Ni por asomo. Se ha convertido en la guerra de Estados Unidos. Cuando el partido antes en la oposición — tradicionalmente pacifista durante las cuatro últimas décadas — hace suya, reafirma y escala una guerra iniciada por el tradicionalmente belicista partido restante, el partidismo se hace a un lado y la guerra se nacionaliza.
Y se legitima. ¿Cree usted que si John McCain fuera presidente, y no digamos George W. Bush, no veríamos concentraciones cada vez más numerosas manifestándose contra nuestra presencia continuada en Irak y la escalada de Afganistán? ¿Que no íbamos a ver una iniciativa seria en el Congreso encaminada a suspender la financiación?
¿Por qué no lo vemos? Porque Barack Obama es el comandante en jefe hoy. La ausencia de oposición no es una cuestión de hipocresía. Es el resultado natural de la alternancia en el poder. Cuando un partido está en la oposición, se opone. Ese es su trabajo. Pero cuando se llega al poder, debe gobernar. El discurso fácil se ha terminado, la presión de la realidad se vuelve irresistible. Por fuerza, adopta parte de las políticas que antes había denunciado. Y nace un nuevo consenso nacional.
En este caso, el partido pacifista ha seguido el recetario de Bush para Irak sin saltarse una coma y ha duplicado la apuesta en Afganistán. Y no hay ninguna inquietud general (por esto al menos).
La alternancia en el poder es el instrumento político más refinado inventado nunca para la consolidación de lo que antes fueron políticas radicales y profundamente divisivas. El ejemplo clásico es el New Deal. Los Republicanos arremetieron contra el programa durante 20 años. Entonces llegó al poder Dwight Eisenhower, sabiamente lo dejó intacto, y ningún líder serio desde entonces ha pedido su derogación.
Del mismo modo, Bill Clinton consolidó el Reaganismo, igual que Tony Blair consolidó el Thatcherismo. En ambos casos fueron moderados de centro-izquierda los que condujeron a sus partidos a la aceptación de los principales pilares de las reformas conservadoras de gran éxito que les precedieron.
Un proceso de consolidación parecido se ha desarrollado con muchas de las políticas antiterroristas de Bush. En la oposición, los Demócratas denunciaban los pinchazos telefónicos sin orden judicial, las extradiciones de los sospechosos a terceros países donde se permite la tortura y la detención prolongada sin juicio. Pero ahora que son ellos los encargados de protegernos de los malos, han terminado considerando éstas como medidas indispensables de seguridad nacional.

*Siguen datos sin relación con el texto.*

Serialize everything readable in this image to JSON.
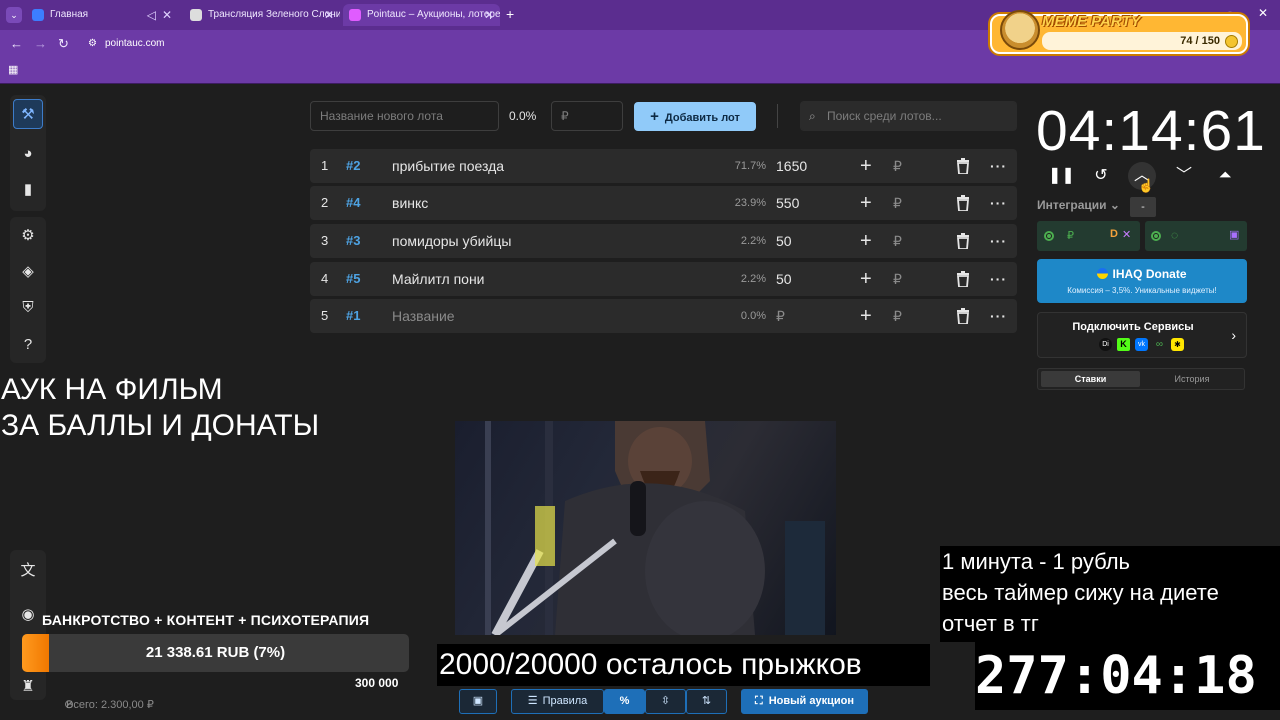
{
  "browser": {
    "tabs": [
      {
        "title": "Главная",
        "fav_color": "#3c7dff"
      },
      {
        "title": "Трансляция Зеленого Слоника",
        "fav_color": "#dddddd"
      },
      {
        "title": "Pointauc – Аукционы, лотереи",
        "fav_color": "#e05cff"
      }
    ],
    "url": "pointauc.com"
  },
  "meme_party": {
    "title": "MEME PARTY",
    "count": "74 / 150"
  },
  "lot_form": {
    "name_placeholder": "Название нового лота",
    "percent": "0.0%",
    "amount_placeholder": "₽",
    "add_button": "Добавить лот",
    "search_placeholder": "Поиск среди лотов..."
  },
  "lots": [
    {
      "num": "1",
      "id": "#2",
      "name": "прибытие поезда",
      "pct": "71.7%",
      "amount": "1650"
    },
    {
      "num": "2",
      "id": "#4",
      "name": "винкс",
      "pct": "23.9%",
      "amount": "550"
    },
    {
      "num": "3",
      "id": "#3",
      "name": "помидоры убийцы",
      "pct": "2.2%",
      "amount": "50"
    },
    {
      "num": "4",
      "id": "#5",
      "name": "Майлитл пони",
      "pct": "2.2%",
      "amount": "50"
    },
    {
      "num": "5",
      "id": "#1",
      "name": "Название",
      "pct": "0.0%",
      "amount": "₽"
    }
  ],
  "lot_row_labels": {
    "rub": "₽",
    "plus": "+",
    "more": "···"
  },
  "timer": {
    "value": "04:14:61",
    "tooltip": "-"
  },
  "integrations": {
    "label": "Интеграции",
    "rub": "₽"
  },
  "donate": {
    "title": "IHAQ Donate",
    "subtitle": "Комиссия – 3,5%. Уникальные виджеты!"
  },
  "services": {
    "title": "Подключить Сервисы"
  },
  "history_tabs": {
    "bids": "Ставки",
    "history": "История"
  },
  "overlays": {
    "auction_line1": "АУК НА ФИЛЬМ",
    "auction_line2": "ЗА БАЛЛЫ И ДОНАТЫ",
    "jumps": "2000/20000 осталось прыжков",
    "diet_line1": "1 минута - 1 рубль",
    "diet_line2": "весь таймер сижу на диете",
    "diet_line3": "отчет в тг",
    "big_timer": "277:04:18"
  },
  "goal": {
    "title": "БАНКРОТСТВО + КОНТЕНТ + ПСИХОТЕРАПИЯ",
    "progress_text": "21 338.61 RUB (7%)",
    "progress_fraction": 0.07,
    "target": "300 000",
    "total": "Всего: 2.300,00 ₽"
  },
  "toolbar": {
    "rules": "Правила",
    "percent": "%",
    "new_auction": "Новый аукцион"
  },
  "colors": {
    "accent": "#90caf9",
    "browser": "#6c3aa6",
    "goal": "#f07800"
  }
}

Algunas políticas de Bush más han sido impugnadas por la administración entrante con su proceso civil abierto a Jalid Sheij Mohammed, el reconocimiento de derechos constitucionales del terrorista del Día de Navidad y el compromiso de cerrar Guantánamo hace como dos meses. Pero hasta en esto la administración en el Gobierno está cediendo a la realidad. Y si (en el mismo momento, en mi opinión) Obama sí devuelva a Jalid Sheij Mohammed a un tribunal militar, esa institución quedará totalmente legitimada, al entender que se trata del resultado de consideraciones empírico prácticas en lugar de un capricho de George Bush.
Esto no quiere decir que todo es consolidación en la alternancia en el poder. Se trata también de desafío. Obama puede haber aceptado (aunque muy a regañadientes) gran parte de la política antiterrorista post-11 de Septiembre — hasta las guerras — pero ha planteado un desafío fundamental a tres décadas de ortodoxia Reaganista nacional.
Esto también es para bien. La promulgación Reaganista sistemática de impuestos bajos, menor regulación y confianza en el mercado (BEG ITAL)debe(END ITAL) ser cuestionada para no convertirse en algo puramente dogmático y mecánico. Obama ha presentado una batalla escrupulosamente exhaustiva contra esa promulgación a través de su adopción sin excepciones de un programa socialdemócrata cuya esencia — una gobernación más centralizada que ejerce sus competencias a través de radicales reformas sanitarias, energéticas y educativas – supone la subversión del Reaganismo.
He dejado claro de qué lado estoy en este debate. Me alienta que Obama haya salido perdiendo en la legislación de intercambio de emisiones y que esté a la defensiva en su reforma sanitaria. Soy algo más comprensivo pero todavía estoy algo incómodo con su proyecto de convertir la educación superior en un derecho social federal. Pero a pesar de todos los aspavientos con el gobierno averiado, el partidismo, las divisiones y el estancamiento legislativo, es difícil recordar un debate nacional más detallado, más riguroso y más prolongado que el de la reforma sanitaria.
Es cierto que la alternancia en el poder se traduce inevitablemente en embotellamientos y giros legislativos drásticos. Pero a pesar de toda su ineficacia, termina dando lugar a una estabilidad social casi milagrosa al ir adscribiendo paulatinamente legitimidad cada vez que la oposición adopta algunas de las reformas de su predecesor – al tiempo que facilita el desafío de las premisas fundamentales consideradas antes absolutas.
Por esto, en mitad de la actual trifulca espontánea, mientras vuelan los platos y las tartas y la cubertería más afilada, párese a pensar un momento. Viva el caos. Viva la democracia. Viva la alternancia en el poder. Sí, hasta cuando los Demócratas están en el poder.